Supporters of e-payments argue that cash is untrackable and untraceable, feeding crime and black-informal markets. Transporting physical cash between banks creates transaction costs. And then there is the inconvenience for both people and merchants of not carrying notes and coins. 

But these benefits are rarely quantified. It’s telling that PayPal’s conclusion based on its survey was that payment processors needed to do a better job of explaining the benefits of their services – and did not suggest what those benefits might be.

Then there is the sentiment that “cashless” is the wave of future, like it or not, and Hong Kong risks being left behind if it does not innovate. But the question remains: Why? Why are cashless societies better than ones that preserve a role for cash?

Cash, after all, is a public good. There’s no monetary cost of handling it. It’s physically robust. There is no barrier to entry for using it. And its untrackability is also an asset: no records of payments or purchases that can be hacked by nefarious actors.

It’s also not that inconvenient to obtain cash in Hong Kong. The city’s density of ATMs and banks is high, meaning it can be easy to draw cash on short notice at any time.

Each party in a transaction also knows how much cash is worth. For both buyer and seller $100 is $100. The same cannot be said of credit cards, payment apps or any other “cashless” technology. The buyer may spend $100 but the payment processor charges a transaction fee to the merchant. To the seller, $100 paid through a credit card or an e-wallet is worth less. 

It should be noted, of course, that payment processors will be some of the biggest beneficiaries of a “cashless society”. More transactions handled through their services mean more transaction fees and thus greater revenue. A monetary system that preserves physical cash is one that has not been fully outsourced to private entities. 

But perhaps the biggest indictment of the “cashless society” argument is that Hong Kong, through the Octopus card, already has near-universal adoption of a cashless technology. 

Norman Chan Tak-lam, chief executive of the Hong Kong Monetary Authority, recently noted that, if one counted the 14 million daily Octopus transactions, Hong Kong was no laggard in e-payments. The Octopus card, 20 years after its launch, is still unique in its spread. No other contactless card in another major city is accepted in convenience stores, fast-food outlets, hospitals, pharmacies, parking garages and countless other small-transaction outlets.

The Octopus card also has a lower barrier to entry than other cashless systems. E-wallet apps require smartphones; systems like ApplePay require a smartphone with near-field communication capabilities. Users also need a bank account and credit card. In contrast, all the Octopus card requires is HK$50; an amount almost every person in Hong Kong could afford. 

There are certainly things people could do to ease the adoption of newer cashless technologies. The Octopus technology could stand to be updated and upgraded, perhaps integrated with smartphones in some way. The government could also encourage and develop systems that allow for cashless transactions in taxis. Cabs are, interestingly, one of the few areas where public opinion supports paying without cash, with over half saying they were willing to pay a premium for the privilege.

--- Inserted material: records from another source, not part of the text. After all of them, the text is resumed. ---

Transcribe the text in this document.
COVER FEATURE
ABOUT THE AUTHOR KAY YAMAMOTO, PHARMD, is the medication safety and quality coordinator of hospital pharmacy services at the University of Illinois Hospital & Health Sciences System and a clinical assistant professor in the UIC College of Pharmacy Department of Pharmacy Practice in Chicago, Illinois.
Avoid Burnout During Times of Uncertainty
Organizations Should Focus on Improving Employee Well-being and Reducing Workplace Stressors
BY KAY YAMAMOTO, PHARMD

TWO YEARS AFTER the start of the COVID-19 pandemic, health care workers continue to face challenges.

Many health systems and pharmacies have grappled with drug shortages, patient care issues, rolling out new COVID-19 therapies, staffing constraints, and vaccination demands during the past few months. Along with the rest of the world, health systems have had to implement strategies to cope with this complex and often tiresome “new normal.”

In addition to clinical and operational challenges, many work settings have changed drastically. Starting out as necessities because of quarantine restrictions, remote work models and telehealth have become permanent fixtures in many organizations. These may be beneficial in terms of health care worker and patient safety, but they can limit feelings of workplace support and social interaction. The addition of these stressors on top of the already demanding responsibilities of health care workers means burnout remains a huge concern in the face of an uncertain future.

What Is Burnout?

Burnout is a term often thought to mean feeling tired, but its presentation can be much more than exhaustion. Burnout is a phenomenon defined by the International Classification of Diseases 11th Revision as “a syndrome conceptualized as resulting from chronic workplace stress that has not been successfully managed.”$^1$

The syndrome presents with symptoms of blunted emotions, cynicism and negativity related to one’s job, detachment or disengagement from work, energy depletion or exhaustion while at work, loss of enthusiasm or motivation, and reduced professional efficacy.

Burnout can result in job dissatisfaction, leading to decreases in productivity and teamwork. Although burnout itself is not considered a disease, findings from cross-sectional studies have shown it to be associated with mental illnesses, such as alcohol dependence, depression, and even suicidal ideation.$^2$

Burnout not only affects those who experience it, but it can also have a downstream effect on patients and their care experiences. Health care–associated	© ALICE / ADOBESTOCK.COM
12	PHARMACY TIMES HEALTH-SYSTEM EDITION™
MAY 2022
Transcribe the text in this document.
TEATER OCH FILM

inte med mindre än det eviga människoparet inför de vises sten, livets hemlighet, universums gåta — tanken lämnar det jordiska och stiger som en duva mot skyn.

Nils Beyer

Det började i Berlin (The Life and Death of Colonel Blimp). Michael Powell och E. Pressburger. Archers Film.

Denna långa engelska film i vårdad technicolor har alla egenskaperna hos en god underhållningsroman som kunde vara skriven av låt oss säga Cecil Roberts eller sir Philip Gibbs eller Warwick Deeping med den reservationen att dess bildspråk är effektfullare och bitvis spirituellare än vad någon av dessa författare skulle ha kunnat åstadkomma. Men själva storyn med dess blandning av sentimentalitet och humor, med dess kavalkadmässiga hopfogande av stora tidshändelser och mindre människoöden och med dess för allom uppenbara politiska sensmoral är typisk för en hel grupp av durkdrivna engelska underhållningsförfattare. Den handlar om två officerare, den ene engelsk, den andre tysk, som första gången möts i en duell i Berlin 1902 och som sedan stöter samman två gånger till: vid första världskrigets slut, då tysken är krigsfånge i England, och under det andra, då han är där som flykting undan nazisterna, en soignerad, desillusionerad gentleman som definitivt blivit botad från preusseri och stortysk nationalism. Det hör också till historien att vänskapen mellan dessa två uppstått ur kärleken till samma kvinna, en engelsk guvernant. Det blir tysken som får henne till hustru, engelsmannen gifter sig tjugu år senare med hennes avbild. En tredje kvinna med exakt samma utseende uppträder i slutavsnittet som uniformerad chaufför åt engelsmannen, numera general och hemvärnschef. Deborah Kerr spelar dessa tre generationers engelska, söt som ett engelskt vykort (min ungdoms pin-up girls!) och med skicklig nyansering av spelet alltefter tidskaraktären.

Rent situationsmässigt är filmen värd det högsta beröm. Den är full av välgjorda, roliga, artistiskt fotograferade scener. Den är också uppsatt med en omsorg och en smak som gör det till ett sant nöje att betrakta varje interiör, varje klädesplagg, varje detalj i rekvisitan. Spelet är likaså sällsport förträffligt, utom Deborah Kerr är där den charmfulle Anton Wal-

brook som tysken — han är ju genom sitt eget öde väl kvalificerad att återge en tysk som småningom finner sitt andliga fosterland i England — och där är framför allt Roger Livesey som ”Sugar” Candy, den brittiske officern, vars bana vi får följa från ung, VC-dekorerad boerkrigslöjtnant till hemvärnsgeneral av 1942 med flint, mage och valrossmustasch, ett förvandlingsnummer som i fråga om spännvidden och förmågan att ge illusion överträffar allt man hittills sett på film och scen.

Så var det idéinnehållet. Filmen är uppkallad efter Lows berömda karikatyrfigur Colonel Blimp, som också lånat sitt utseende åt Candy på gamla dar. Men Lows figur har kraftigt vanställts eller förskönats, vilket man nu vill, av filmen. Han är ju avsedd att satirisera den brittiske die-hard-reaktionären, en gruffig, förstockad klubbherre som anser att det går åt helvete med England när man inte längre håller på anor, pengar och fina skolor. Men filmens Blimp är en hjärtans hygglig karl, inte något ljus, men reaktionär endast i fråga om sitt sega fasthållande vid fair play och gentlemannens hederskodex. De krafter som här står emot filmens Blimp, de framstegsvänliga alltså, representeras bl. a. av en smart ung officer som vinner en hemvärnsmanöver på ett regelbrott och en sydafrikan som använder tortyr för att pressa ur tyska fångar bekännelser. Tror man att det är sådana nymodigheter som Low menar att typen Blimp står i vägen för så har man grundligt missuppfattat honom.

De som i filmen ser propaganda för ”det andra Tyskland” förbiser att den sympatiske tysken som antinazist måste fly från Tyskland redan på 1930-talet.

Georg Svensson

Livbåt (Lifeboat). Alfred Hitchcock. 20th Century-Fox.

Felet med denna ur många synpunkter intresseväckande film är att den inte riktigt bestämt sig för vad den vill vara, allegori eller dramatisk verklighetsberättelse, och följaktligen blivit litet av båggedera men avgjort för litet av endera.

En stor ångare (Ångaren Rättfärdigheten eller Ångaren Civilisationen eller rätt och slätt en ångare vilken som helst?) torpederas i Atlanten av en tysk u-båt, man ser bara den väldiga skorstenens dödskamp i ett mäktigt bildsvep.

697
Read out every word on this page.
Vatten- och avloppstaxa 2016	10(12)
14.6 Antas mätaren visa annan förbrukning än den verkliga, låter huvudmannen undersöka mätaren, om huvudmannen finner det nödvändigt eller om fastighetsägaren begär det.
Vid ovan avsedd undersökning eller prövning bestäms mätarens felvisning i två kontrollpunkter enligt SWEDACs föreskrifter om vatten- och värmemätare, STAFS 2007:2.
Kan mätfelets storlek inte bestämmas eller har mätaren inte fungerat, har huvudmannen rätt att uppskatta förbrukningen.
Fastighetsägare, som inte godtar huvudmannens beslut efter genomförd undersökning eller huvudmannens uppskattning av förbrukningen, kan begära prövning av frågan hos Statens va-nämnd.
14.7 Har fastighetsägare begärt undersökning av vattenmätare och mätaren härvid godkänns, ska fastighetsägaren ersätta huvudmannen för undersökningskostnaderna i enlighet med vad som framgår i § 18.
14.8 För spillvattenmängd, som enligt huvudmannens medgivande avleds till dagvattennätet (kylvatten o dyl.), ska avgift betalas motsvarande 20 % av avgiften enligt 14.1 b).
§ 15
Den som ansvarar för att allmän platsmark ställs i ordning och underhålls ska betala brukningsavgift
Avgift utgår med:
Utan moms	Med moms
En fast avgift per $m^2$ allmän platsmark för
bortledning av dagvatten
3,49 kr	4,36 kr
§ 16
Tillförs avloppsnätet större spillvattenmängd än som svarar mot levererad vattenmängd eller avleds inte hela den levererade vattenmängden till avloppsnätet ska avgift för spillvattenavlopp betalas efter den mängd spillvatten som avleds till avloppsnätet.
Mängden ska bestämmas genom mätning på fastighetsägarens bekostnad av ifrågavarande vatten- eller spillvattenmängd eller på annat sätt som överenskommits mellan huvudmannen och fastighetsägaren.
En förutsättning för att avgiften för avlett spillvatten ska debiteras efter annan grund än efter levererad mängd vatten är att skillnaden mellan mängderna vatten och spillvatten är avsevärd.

There are reasons why “cashless” systems are becoming popular in places like the mainland and India. They provide a real service in places with a much lower density of bank branches and with lower trust in existing payment systems. India has an added wrinkle in that its low bank note denominations (especially after demonetization) require a large amount of physical cash to be carried around. But these factors don’t apply to Hong Kong.

If e-payment really was useful, people would start to use these services without encouragement. And the argument has not yet been made why e-payment is better as a “cashless” service — and thus deserving of government support — than what Hong Kong already has; the Octopus card.

The author is a researcher working for the Global Institute for Tomorrow, a Hong Kong-based think tank.